2 Tancons, Claire "Women in the Whirlwind: Withholding Guadeloupe's Archipelagic History," Small Axe 1 November 2012; 16 (3 39): 143–165.
3 Besides the deportations, some managed to settle permanently in North America. I traced the path of a woman from the second group of April 1911 arrivals named (Sarah) Valine Pierrot who worked as a domestic in Montreal. She stayed in Canada for nearly 10 years and eventually married a Jamaican-born steel mill worker named Thomas Samuel Weathers, then emigrated to the U.S. in 1921. Sarah and Thomas eventually naturalized as U.S. Citizens, raised a family and remained in the New York City for the rest of their lives.
4 PAC, RG 76, File 731832, M.D. to Fortier, 22 May 1911. Quoted in Calliste, Agnes "Race, Gender and Canadian Immigration Policy: Blacks from the Caribbean, 1900–1932", Journal of Canadian Studies/Revue d'études canadiennes, Volume 28, Number 4, Winter 1993-1994, pp. 141-142.
5 Sherwood and de B'béri, 194.
6 NEGRO GIRLS COMING. (1911, Apr 06). The Gazette.
7 CANADA'S RACE SENTIMENT. (1911, Apr 02). New York Times. Available via Internet Archive.
8 DOMESTICS FROM THE WEST INDIES. (1911, Jun 8). The Globe, 6
9 In order to see how government officials "read" immigrants who passed through immigration stations—and how scientific racism was woven into immigrant classification—see the entries for "West Indian" and "Negro" in the Dictionary of Races or Peoples, first published by the Immigration Commission in 1911. Here, "Negro" is in part defined as "belonging to the lowest division of mankind from an evolutionary standpoint." While the Dictionary wasn't used as a diagnostic classification tool by immigration inspectors, it's inclusion in the Immigration Commission's massive 41-volume study on early 20th century immigration to the U.S. in large part would bolster the nativist, "anti-new immigration" bias that underpinned the entire series, paving the way for the hyper-restrictive immigration policies to come.

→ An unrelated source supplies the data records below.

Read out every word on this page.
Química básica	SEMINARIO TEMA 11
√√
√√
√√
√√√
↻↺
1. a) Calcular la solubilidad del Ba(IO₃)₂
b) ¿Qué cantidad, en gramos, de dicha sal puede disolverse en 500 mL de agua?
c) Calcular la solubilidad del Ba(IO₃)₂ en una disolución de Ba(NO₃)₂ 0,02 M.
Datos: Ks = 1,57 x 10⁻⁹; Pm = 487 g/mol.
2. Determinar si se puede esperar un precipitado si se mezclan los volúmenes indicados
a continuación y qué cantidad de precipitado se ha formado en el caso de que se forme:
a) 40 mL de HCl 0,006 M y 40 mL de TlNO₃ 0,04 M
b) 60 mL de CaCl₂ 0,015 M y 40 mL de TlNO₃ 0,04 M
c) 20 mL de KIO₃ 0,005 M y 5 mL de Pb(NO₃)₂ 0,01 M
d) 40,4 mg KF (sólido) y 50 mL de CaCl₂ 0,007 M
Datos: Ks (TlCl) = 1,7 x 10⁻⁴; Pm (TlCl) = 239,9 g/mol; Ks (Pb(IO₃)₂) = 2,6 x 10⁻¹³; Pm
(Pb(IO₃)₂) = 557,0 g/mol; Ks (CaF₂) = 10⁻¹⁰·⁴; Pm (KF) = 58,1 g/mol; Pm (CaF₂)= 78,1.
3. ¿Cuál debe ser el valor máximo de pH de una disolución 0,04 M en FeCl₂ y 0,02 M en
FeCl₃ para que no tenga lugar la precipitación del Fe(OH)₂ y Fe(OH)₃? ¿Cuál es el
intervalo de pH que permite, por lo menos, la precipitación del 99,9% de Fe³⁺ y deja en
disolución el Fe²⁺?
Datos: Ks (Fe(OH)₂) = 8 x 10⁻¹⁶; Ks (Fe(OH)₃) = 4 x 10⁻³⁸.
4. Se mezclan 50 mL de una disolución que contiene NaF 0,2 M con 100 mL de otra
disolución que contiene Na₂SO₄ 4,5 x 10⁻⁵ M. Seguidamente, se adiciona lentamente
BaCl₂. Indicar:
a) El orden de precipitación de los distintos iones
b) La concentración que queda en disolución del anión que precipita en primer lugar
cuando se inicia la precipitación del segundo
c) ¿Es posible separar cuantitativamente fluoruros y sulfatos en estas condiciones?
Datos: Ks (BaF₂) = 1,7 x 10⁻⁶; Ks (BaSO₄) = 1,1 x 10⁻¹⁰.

10 More than 40 years after the "Caribbean Domestic Scheme" ended, the Canadian government would again start a program to recruit Black Caribbean women for contracted work as domestic servants, mainly in Montréal and Toronto. Lasting from 1955–1967, the "West Indian Domestic Scheme", brought some 3000 single, young Black women primarily from Jamaica, Trinidad, Barbados, and Guyana to work for one year as domestic servants, after which time they could be granted permanent residency in Canada, seek other employment, and then had the right to allow family members to join them in their newfound home. Canadian immigration officials would make their selection from applicants in their country of origin and adhere to a strict quota system. The scheme was started on a trial basis in secret, then became public and again attracted considerable attention from the press. See: RG2, Privy Council Office, Series A-5-a, Volume 2658 Access Code: 12, available via Library and Archives Canada.